Во вторник на мосту | страница 21



— Так будет лучше. Это профилактика зависимости, — ему не нравится, но руку не убирает. Проявляет терпение и великодушие, коих с прошлой ночи полно.

— А вина? Какая на тебе вина?

Он недоуменно переспрашивает. Я объясняю про ночной бред, услышанный случайно. Признаюсь.

— Что-то связанное с отцом…

— Верно, — его губы складываются в тонкую и, как мне кажется, подрагивающую линию.

— И что же?

— Его смерть вчера утром. Инфаркт.

— Мне очень жаль, — искренне шепчу я, легонько, едва ощутимо, пошевелив пальцами. Этой ночью он жаждал моих прикосновений, успокаиваясь от них. Сегодня, похоже, ненавидит их.

— Напрасно. Жалость, как и забота, мне ни к чему.

Я пропускаю его слова мимо ушей.

— Ты не успел вовремя? — с состраданием спрашиваю я.

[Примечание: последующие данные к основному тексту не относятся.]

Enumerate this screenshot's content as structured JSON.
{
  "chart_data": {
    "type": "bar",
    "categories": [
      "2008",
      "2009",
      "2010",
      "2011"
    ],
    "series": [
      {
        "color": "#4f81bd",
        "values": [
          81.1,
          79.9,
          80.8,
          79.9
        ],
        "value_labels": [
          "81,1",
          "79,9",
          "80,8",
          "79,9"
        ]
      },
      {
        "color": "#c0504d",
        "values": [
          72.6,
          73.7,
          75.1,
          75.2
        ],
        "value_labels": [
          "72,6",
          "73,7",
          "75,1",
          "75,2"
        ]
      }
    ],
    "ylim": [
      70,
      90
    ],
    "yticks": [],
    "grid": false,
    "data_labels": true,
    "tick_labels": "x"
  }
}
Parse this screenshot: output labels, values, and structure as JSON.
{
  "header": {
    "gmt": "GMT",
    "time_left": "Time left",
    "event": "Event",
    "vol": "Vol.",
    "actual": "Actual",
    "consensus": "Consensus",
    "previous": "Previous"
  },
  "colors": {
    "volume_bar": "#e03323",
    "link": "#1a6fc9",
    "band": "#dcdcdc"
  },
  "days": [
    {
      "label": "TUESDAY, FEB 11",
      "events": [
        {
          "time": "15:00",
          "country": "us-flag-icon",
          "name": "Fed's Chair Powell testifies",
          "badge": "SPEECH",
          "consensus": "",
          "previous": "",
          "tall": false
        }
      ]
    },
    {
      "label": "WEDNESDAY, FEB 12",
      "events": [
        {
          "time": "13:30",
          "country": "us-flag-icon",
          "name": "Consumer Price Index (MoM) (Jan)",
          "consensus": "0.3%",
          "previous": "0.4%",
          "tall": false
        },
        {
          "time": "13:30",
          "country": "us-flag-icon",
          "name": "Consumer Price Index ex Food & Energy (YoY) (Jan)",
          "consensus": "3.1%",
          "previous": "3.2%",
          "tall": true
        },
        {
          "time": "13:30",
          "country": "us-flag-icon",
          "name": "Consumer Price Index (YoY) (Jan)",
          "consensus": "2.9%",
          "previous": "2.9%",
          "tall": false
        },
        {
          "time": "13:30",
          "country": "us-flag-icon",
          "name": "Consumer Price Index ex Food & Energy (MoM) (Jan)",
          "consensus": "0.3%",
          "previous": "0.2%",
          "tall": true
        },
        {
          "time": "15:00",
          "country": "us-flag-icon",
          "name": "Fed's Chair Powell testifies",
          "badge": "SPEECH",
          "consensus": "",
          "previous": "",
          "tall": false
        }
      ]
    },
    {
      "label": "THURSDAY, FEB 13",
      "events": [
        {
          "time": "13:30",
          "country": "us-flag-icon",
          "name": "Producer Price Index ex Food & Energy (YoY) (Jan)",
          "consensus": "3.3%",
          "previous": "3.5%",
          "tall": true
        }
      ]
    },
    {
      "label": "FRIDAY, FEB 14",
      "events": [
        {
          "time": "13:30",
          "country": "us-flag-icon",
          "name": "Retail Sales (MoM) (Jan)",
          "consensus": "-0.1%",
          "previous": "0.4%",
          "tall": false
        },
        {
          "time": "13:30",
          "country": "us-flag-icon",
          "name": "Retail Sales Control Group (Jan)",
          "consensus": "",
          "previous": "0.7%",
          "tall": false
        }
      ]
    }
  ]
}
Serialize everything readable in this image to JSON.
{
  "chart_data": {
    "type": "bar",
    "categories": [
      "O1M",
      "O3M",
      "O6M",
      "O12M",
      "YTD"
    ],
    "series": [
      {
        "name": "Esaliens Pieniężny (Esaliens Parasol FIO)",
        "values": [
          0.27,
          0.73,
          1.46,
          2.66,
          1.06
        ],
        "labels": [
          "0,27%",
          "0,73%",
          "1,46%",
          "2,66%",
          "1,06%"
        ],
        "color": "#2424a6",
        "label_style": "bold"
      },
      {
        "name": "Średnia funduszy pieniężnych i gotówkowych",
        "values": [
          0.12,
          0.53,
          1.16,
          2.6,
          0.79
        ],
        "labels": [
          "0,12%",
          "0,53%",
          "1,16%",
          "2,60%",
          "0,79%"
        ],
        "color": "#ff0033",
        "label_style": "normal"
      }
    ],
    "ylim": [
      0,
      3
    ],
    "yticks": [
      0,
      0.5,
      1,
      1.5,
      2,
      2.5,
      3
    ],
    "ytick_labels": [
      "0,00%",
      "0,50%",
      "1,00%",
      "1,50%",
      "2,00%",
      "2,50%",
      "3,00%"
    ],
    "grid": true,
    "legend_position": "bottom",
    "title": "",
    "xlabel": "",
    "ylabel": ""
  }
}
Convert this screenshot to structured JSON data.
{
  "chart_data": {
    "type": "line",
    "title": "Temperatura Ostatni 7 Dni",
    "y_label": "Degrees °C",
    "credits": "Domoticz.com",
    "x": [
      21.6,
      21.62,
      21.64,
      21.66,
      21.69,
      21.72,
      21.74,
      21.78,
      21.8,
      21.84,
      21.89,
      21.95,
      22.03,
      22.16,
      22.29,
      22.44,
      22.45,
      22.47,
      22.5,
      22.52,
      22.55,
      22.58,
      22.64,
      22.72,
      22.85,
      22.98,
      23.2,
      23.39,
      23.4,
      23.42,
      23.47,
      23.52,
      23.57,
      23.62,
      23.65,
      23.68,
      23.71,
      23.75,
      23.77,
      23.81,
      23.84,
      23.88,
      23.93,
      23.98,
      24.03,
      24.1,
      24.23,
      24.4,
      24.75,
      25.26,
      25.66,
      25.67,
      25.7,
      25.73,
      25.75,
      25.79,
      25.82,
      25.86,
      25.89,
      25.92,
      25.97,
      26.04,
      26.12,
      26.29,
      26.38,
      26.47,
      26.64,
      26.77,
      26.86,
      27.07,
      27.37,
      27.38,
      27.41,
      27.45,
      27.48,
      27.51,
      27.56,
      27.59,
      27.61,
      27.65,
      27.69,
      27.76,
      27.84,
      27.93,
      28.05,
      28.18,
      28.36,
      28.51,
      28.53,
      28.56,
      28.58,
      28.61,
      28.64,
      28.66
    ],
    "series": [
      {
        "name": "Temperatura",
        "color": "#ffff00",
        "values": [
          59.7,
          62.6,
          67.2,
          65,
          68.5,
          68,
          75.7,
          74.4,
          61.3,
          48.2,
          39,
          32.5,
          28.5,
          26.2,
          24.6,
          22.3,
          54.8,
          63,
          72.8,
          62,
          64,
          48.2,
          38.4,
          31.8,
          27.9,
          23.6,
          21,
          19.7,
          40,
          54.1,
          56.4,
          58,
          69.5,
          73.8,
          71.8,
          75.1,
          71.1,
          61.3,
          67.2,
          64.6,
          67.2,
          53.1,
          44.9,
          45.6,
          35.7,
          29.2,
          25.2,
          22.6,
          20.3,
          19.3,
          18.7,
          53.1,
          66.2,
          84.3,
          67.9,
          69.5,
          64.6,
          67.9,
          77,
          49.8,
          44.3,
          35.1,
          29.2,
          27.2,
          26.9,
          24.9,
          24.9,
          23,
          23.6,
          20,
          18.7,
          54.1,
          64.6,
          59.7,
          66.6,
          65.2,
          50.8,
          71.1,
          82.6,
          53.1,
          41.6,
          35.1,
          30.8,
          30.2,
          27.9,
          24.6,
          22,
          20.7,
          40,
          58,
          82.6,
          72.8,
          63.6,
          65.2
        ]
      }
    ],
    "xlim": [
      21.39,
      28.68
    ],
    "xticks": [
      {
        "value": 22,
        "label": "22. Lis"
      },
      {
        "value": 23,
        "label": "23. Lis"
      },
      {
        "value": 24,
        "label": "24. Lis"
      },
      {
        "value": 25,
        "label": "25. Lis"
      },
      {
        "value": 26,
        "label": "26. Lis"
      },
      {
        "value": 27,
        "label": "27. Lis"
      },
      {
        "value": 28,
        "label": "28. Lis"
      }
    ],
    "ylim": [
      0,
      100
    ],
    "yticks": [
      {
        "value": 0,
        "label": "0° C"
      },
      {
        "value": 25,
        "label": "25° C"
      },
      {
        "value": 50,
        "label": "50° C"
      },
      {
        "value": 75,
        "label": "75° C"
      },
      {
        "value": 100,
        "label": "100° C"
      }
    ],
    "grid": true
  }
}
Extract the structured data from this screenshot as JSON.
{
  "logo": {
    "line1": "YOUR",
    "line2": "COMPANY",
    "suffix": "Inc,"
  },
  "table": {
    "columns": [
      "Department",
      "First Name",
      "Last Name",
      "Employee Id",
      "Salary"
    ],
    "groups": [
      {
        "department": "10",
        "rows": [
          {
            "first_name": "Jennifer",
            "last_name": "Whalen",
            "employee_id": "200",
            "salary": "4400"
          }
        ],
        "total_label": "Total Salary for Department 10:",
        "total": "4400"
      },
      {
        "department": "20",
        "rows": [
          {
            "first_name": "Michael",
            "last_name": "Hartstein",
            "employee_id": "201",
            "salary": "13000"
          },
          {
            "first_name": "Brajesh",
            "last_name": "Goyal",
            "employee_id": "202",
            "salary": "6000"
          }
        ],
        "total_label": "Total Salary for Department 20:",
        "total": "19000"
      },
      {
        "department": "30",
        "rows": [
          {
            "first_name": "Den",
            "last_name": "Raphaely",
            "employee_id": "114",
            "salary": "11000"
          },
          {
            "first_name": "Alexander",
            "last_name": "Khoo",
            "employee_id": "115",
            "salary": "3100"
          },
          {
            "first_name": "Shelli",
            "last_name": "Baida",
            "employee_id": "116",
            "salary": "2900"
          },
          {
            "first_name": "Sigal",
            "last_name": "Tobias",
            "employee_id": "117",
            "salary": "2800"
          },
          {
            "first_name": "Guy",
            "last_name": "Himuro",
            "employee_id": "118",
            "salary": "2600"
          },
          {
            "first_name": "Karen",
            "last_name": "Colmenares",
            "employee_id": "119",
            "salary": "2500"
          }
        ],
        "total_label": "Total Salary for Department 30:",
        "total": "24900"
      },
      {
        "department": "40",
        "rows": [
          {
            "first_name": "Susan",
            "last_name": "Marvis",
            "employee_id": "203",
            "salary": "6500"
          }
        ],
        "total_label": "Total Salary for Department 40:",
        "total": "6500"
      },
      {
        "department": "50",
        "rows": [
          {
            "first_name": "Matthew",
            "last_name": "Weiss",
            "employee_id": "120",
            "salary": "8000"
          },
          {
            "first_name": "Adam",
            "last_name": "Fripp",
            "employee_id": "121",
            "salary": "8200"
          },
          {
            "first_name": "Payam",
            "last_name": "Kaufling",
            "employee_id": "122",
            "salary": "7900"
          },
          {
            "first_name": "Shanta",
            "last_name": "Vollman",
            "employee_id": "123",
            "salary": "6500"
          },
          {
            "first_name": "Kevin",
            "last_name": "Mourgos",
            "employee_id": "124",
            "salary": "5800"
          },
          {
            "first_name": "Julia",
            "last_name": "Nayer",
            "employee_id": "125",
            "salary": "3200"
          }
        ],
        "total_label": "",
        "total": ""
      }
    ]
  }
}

— Я вовремя не остановился, — Эдвард стискивает зубы, злобно взглянув на меня, — споры для больного сердца убийственны. Теперь это доподлинно известно.

Я делаю глубокий вдох. Я приникаю к нему всем телом, обнимая за шею. Позволяю устроить голову на груди. Позволяю почувствовать, что рядом и никуда не денусь, как ночью. Мне впервые после смертей Виктора и Алека больно за кого-то. До дрожи.

— Я не повторяю прежних ошибок, — придавая голосу выражение полной отстраненности и наполняя его сталью, которую не измерить, сам себе говорит Эдвард.

Я прокладываю дорожку поцелуев по его виску, стараясь не слушать. Но не получается. Меня отстраняют. Довольно ощутимо.

Темно-зеленые глаза наполнены твердой непоколебимой верой. Как и тогда, когда выспрашивали мой адрес летней ночью. Во вторник.

— В этот раз я вовремя остановлюсь, Белла, — обещает мой Коршун, поднимаясь со стула. И меньше чем через минуту, даже не оглядываясь, уходит — хлопает дверь.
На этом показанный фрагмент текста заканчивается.